Odessa Barb – Pethis padamya
Origin / Habitat: Indonesia, Sumatra
Care Level: Easy
Size: 3 inches (8 cm)
pH: 6 – 7
Temperature: 70°F – 78°F (21°C – 26°C)
Water Hardness: 2° to 10° dH
The Odessa Barb, Pethis padamya, can rival the colors of many saltwater species. Odessa Barbs are considered hardy and will tolerate a wide range of water parameters but will thrive in well-planted tanks that are slightly on the acidic side of the pH range.
The male Odessa Barbs are usually the more colorful ones while the females become plumper when developing eggs. Females are larger but the males develop more coloration as they mature.
Aquarium Size: At least 10 gallons for one – you’ll need a larger tank when keeping multiples.
Odessa Barb Tank Mates: Slow swimming fish and fish with larger fins may make an attractive nipping target for this Barb.
Tank Region: This is a relatively fast-swimming fish that will roam all over, but mostly stays in the middle region of the tank.
Temperament: The Odessa Barb can be aggressive with other Odessa barbs. You might see some territorial aggression or tests of dominance among the males. They may also nip at slower moving fish with larger fins.
These little battles shouldn’t last long and they really should not be cause for concern. If it gets out of hand though, be prepared to separate the weaker fish. The Odessa Barb should play nicely with the other fish in the tank but watch for fin nipping. Fin nipping may be diminished if you keep a school of Odessa Barbs.
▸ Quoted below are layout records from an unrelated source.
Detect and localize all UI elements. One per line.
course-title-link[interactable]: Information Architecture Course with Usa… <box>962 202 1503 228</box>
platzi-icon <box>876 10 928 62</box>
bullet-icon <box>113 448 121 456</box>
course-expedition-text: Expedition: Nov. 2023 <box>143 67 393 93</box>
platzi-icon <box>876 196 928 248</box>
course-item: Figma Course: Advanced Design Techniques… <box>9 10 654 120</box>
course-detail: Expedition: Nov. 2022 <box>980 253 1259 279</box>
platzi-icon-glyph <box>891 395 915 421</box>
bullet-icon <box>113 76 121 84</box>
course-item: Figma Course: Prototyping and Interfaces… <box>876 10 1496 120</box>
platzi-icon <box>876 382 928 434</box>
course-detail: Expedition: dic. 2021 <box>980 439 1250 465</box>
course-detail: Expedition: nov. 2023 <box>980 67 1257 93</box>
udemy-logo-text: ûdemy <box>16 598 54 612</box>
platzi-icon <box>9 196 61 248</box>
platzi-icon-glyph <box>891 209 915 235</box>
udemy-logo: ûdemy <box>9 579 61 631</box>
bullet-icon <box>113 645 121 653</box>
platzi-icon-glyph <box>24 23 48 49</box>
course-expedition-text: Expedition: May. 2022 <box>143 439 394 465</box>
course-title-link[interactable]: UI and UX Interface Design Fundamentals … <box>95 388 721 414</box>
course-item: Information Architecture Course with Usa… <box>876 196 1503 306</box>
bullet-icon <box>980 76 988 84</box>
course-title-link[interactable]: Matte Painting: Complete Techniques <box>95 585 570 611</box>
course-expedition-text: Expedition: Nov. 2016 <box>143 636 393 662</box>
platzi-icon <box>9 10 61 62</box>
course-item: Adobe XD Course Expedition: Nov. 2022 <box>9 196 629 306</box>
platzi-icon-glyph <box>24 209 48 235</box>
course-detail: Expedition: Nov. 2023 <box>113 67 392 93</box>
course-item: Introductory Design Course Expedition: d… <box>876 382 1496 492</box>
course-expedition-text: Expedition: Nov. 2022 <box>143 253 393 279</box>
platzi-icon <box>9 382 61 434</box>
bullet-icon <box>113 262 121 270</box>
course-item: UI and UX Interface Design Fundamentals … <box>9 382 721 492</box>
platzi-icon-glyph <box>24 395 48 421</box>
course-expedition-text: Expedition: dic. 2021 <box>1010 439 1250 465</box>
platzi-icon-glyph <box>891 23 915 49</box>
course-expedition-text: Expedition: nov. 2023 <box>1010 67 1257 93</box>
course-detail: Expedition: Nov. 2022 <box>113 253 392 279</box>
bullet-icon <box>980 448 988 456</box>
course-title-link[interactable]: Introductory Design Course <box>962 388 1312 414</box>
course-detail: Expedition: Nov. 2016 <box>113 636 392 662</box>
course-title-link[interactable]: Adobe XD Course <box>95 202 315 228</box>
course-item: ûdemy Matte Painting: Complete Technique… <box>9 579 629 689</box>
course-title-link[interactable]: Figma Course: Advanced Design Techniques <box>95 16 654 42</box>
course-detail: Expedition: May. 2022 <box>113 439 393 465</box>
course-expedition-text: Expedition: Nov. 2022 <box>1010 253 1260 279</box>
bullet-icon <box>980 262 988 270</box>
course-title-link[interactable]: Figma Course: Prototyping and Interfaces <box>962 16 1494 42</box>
Caring For the Odessa Barb
Feeding: Odessa Barbs are omnivores and will accept flake, freeze-dried and as with most other fish giving them some live or frozen fish food occasionally will reward you with greater coloration and lots of activity. Vary their diet but try to give your Odessa Barb a good quality flake food as the main source of their nutrition.
Breeding: An egg scatterer, it can be difficult, if not impossible, to breed in a community aquarium. A bare bottom breeding tank will increase your chance of success as well as a slightly lower pH. Remove the adults after they have dropped and fertilized the eggs.
It should take 3 to 5 days for the eggs to hatch. Be ready to feed them infusoria for the first few weeks and then baby brine shrimp. Frequent partial water changes (daily) are required during the grow-out stages as well.